La mostra testimonia la fondamentale importanza che ebbe per Caravaggio la permanenza partenopea (in totale 18 mesi tra il 1606 e il 1610) nelle ultime fasi della sua produzione artistica.

LE OPERE IN MOSTRA

Saranno sette i capolavori messi a confronto attraverso un rigoroso approccio scientifico nello spazio espositivo a Capodimonte, tutti realizzati a Napoli:

  • le due “Flagellazioni”, quella eseguita a Napoli nel 1607, proveniente dal Musée des beaux arts di Rouen, e quella, dipinta sempre a Napoli tra il 1607 e il 1608, direttamente per la chiesa di San Domenico Maggiore, poi spostata al museo di Capodimonte.
  • le due opere conservate stabilmente a Napoli: il suo capolavoro “Le sette opere di Misericordia” dal Pio Monte e il “Martirio di Sant’Orsola” da Palazzo Zevallos Stigliano
  • la“Salomé con la testa di Battista” dalla National Gallery di Londra, e l’altra Salomé dal Palacio Real di Madrid
  •  il “San Giovanni Battista” dalla Galleria Borghese di Roma.

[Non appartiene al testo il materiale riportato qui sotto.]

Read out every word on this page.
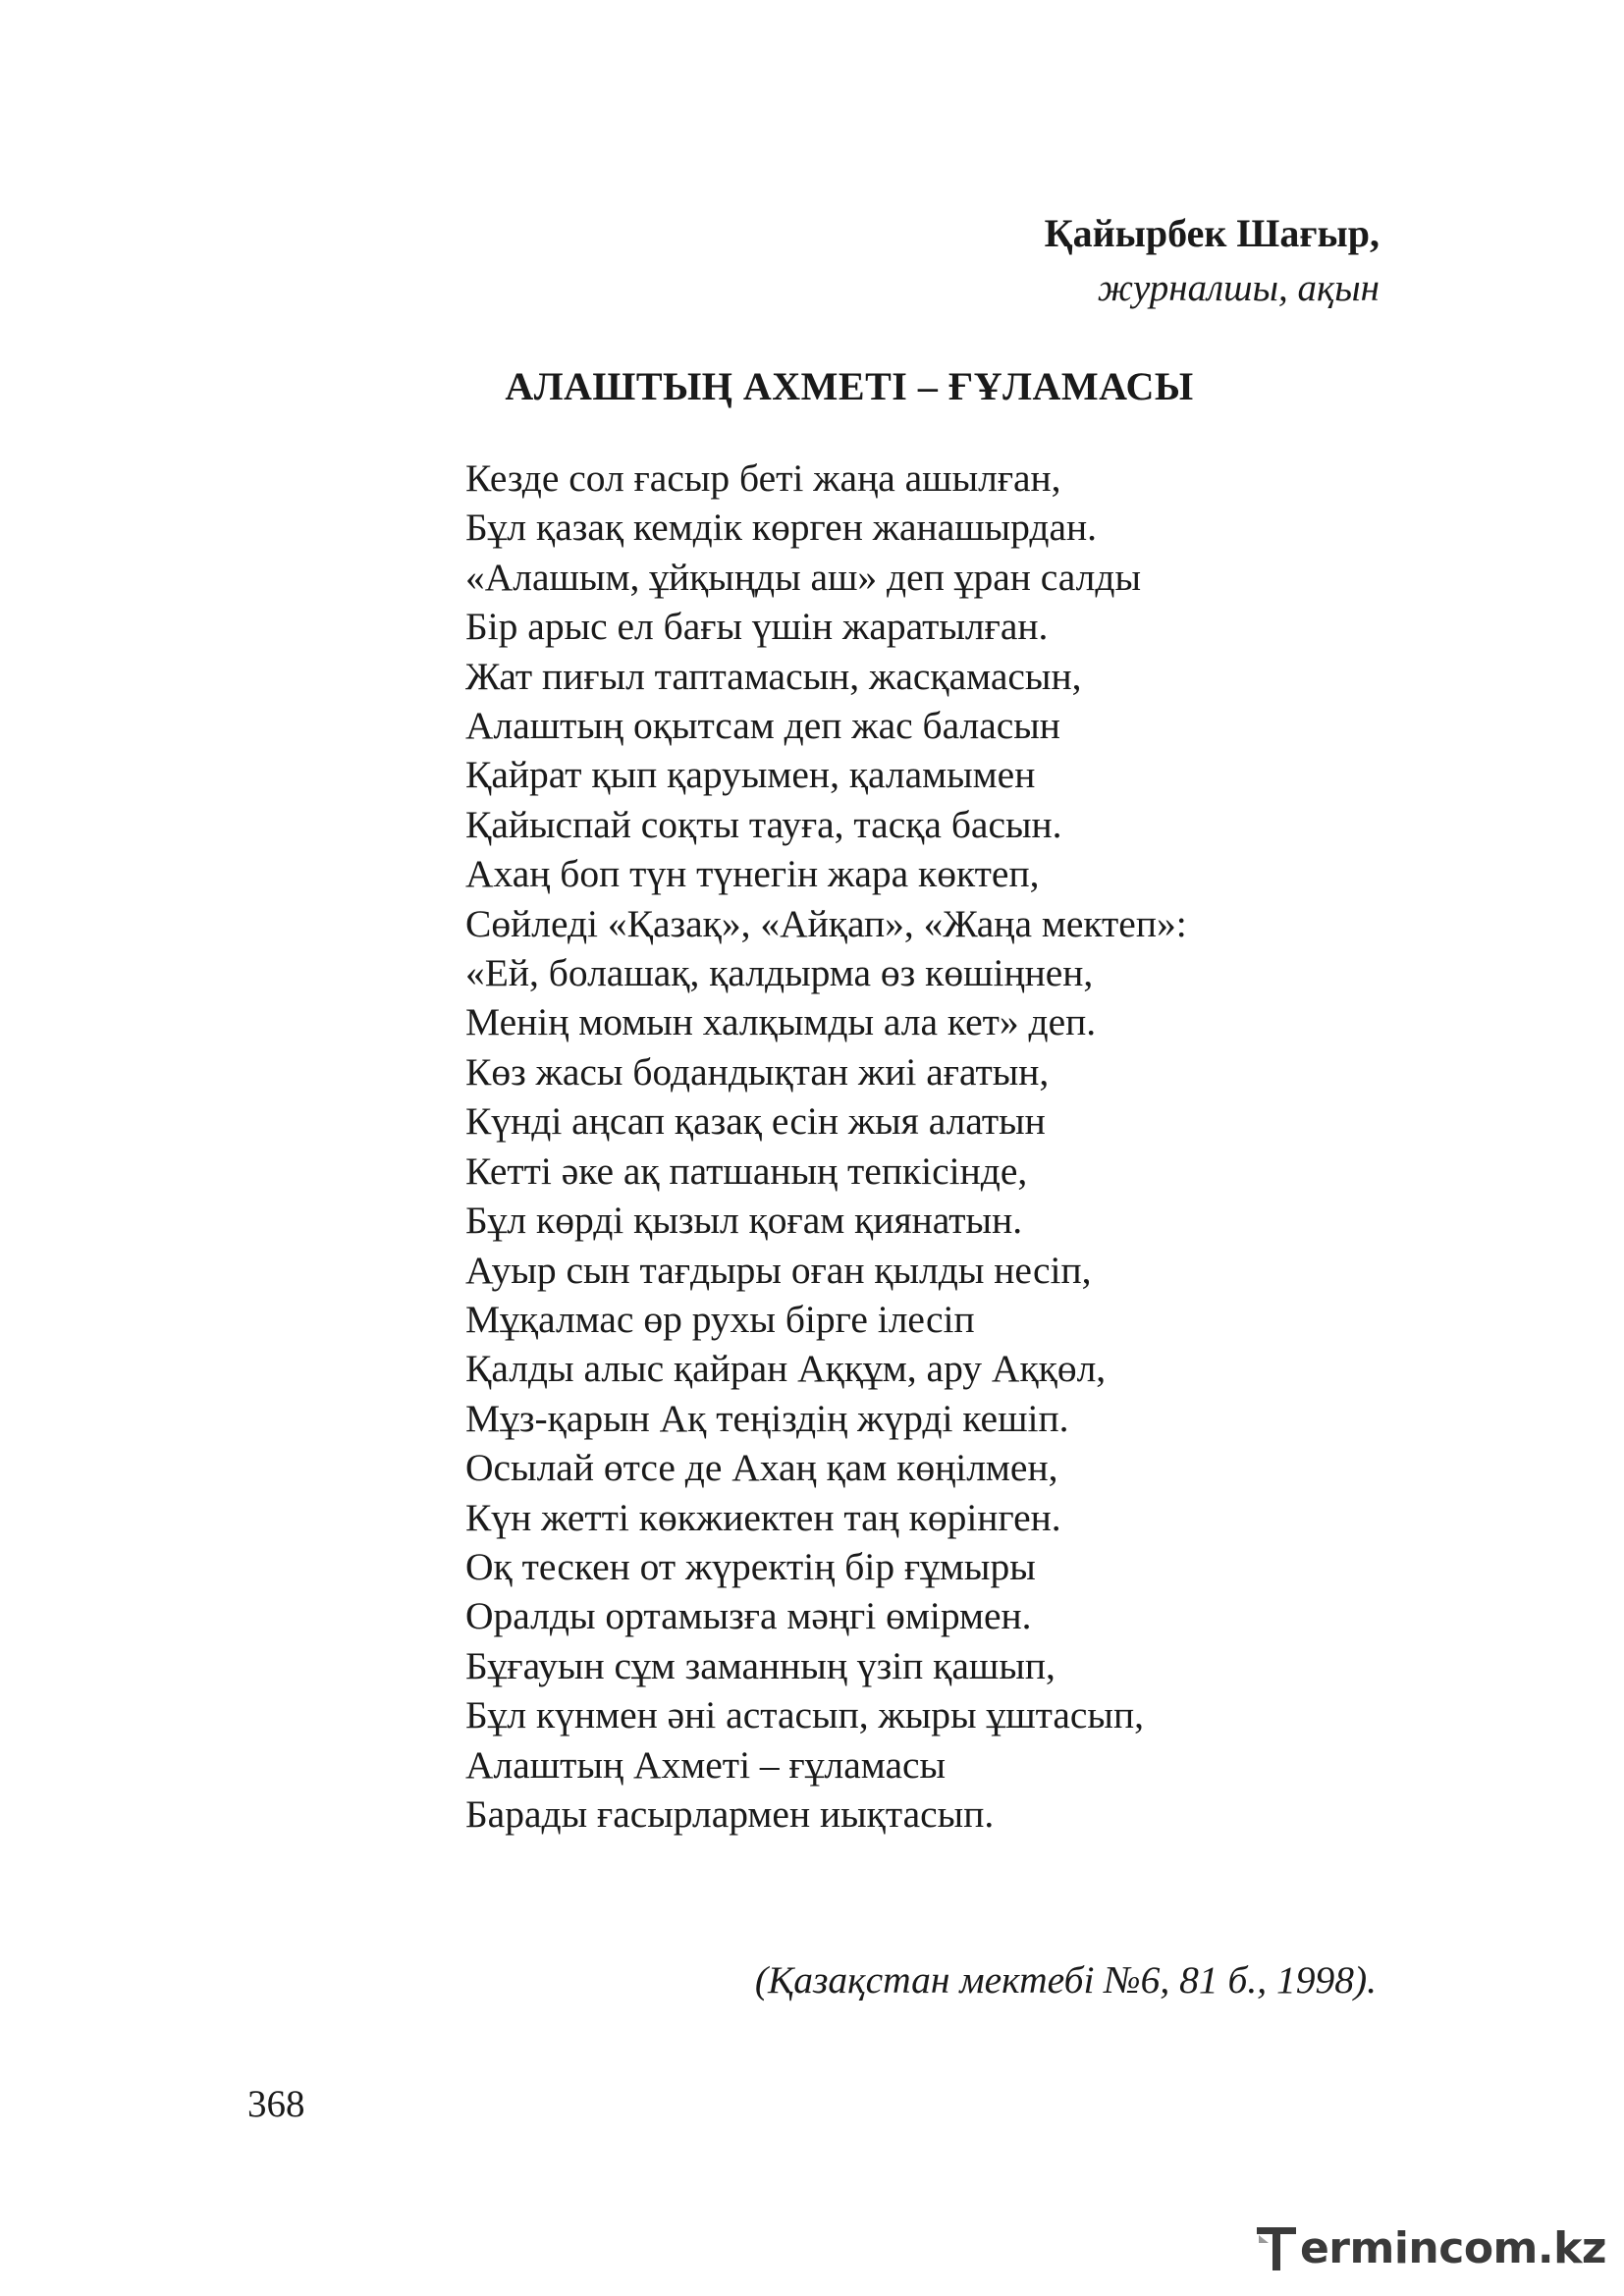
Қайырбек Шағыр,
журналшы, ақын
АЛАШТЫҢ АХМЕТІ – ҒҰЛАМАСЫ
Кезде сол ғасыр беті жаңа ашылған,
Бұл қазақ кемдік көрген жанашырдан.
«Алашым, ұйқыңды аш» деп ұран салды
Бір арыс ел бағы үшін жаратылған.
Жат пиғыл таптамасын, жасқамасын,
Алаштың оқытсам деп жас баласын
Қайрат қып қаруымен, қаламымен
Қайыспай соқты тауға, тасқа басын.
Ахаң боп түн түнегін жара көктеп,
Сөйледі «Қазақ», «Айқап», «Жаңа мектеп»:
«Ей, болашақ, қалдырма өз көшіңнен,
Менің момын халқымды ала кет» деп.
Көз жасы бодандықтан жиі ағатын,
Күнді аңсап қазақ есін жыя алатын
Кетті әке ақ патшаның тепкісінде,
Бұл көрді қызыл қоғам қиянатын.
Ауыр сын тағдыры оған қылды несіп,
Мұқалмас өр рухы бірге ілесіп
Қалды алыс қайран Аққұм, ару Аққөл,
Мұз-қарын Ақ теңіздің жүрді кешіп.
Осылай өтсе де Ахаң қам көңілмен,
Күн жетті көкжиектен таң көрінген.
Оқ тескен от жүректің бір ғұмыры
Оралды ортамызға мәңгі өмірмен.
Бұғауын сұм заманның үзіп қашып,
Бұл күнмен əні астасып, жыры ұштасып,
Алаштың Ахметі – ғұламасы
Барады ғасырлармен иықтасып.
(Қазақстан мектебі №6, 81 б., 1998).
368
ermincom.kz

In particolare, il grande pittore realizzò nella prima fase della sua permanenza napoletana, tra l’ottobre del 1606 e il giugno del 1607 le “Sette opere di Misericordia” e la “Flagellazione” di Capodimonte. In seguito, dall’ottobre del 1609, ai primi mesi del 1610 realizzò le restanti opere, prima di lasciare Napoli e morire a Porto Ercole il 18 luglio del 1610.

ANALOGIE E CONFRONTI

La mostra è curata dal direttore del museo di Capodimonte Sylvain Bellenger e dalla studiosa esperta del Caravaggio, Cristina Terzaghi. “A Napoli Caravaggio inaugurò un nuovo modo di dipingere – scrivono i curatori – e le Sette opere di Misericordia sono una delle più puntuali rappresentazioni dei vicoli della città e dei suoi abitanti”.

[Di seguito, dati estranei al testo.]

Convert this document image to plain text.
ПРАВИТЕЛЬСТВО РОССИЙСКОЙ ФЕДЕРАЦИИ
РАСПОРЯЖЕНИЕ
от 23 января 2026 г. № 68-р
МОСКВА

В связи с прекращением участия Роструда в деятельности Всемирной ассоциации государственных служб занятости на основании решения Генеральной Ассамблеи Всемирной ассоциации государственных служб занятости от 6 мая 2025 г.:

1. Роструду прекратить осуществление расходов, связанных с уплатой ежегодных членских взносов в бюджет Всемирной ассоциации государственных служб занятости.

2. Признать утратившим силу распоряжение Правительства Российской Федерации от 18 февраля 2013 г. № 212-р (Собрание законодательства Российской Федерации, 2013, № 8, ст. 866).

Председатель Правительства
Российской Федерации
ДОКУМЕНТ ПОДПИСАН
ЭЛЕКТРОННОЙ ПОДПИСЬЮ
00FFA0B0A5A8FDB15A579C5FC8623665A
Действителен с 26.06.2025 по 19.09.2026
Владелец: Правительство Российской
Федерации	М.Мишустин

I capolavori dell’artista saranno visitabili nella sala “Causa” del museo, dove sarà possibile confrontarli con diciannove opere della scuola pittorica napoletana, e notare il profondo influsso che Caravaggio ebbe su importanti artisti a Napoli. Tra gli artisti partenopei presenti in sala, si citano:

  • Battistello Caracciolo -“Madonna con bambino in gloria”, Museo di Catanzaro; “Salomé”, Museo des bellas artes di Siviglia;
  • Louis Finson -“Maddalena in estasi”, Museo des beaux arts di Marsiglia
  • Tanzio da Varallo – “San Giovanni Battista”, collezione privata di Parigi

E ancora: Massimo Stanzione, Fabrizio Santafede, Giovanni Baglione, Filippo Vitale e Giovan Bernardo Azzolino.

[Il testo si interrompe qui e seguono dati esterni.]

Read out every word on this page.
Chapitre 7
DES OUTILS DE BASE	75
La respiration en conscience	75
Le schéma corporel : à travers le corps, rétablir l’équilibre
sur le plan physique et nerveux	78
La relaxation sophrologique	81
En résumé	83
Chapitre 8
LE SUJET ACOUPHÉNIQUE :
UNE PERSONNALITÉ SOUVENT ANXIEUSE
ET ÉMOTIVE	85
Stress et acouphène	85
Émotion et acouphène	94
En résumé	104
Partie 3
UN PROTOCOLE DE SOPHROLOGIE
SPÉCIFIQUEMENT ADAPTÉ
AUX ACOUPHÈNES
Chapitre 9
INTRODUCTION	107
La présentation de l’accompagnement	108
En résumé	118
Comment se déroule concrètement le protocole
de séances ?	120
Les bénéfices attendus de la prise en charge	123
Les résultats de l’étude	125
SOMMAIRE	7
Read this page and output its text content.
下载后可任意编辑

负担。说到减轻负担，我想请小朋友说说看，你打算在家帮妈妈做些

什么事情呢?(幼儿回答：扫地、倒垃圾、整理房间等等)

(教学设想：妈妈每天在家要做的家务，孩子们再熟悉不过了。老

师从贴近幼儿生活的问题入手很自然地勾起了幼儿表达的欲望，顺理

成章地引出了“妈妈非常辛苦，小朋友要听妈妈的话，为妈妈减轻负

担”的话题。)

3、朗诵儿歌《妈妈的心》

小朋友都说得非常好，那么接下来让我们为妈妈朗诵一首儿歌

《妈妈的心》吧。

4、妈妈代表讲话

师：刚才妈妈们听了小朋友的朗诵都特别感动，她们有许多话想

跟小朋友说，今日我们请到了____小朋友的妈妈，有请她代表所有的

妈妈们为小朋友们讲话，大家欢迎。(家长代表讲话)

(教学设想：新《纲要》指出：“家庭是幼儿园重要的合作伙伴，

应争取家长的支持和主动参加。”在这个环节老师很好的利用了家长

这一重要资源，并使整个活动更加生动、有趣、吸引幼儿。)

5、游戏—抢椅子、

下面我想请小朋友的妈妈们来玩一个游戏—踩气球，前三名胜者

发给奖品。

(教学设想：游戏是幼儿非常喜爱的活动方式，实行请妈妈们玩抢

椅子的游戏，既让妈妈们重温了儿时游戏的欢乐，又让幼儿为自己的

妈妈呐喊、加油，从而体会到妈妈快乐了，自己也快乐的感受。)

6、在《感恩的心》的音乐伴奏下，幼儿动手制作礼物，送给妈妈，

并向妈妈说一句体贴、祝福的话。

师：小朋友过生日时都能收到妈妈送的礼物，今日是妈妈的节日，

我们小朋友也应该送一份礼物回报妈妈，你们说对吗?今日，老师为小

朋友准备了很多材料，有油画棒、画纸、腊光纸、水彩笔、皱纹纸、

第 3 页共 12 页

La mostra sarà l’occasione di presentare nuove scoperte relative all’artista Merisi e illustrare recenti dibattiti internazionali sulla sua controversa figura. Verrà illustrata, inoltre ai visitatori la ricostruzione di una dettagliata crono-biografia che riorganizzerà le conoscenze letterarie e documentarie (edite e inedite) del periodo.

INFO

Quando: Tutti i giorni dalle 8.30 alle 19.30. Giorno di chiusura: mercoledì

Costo: 15 euro, comprensivo della visita all’intero Museo.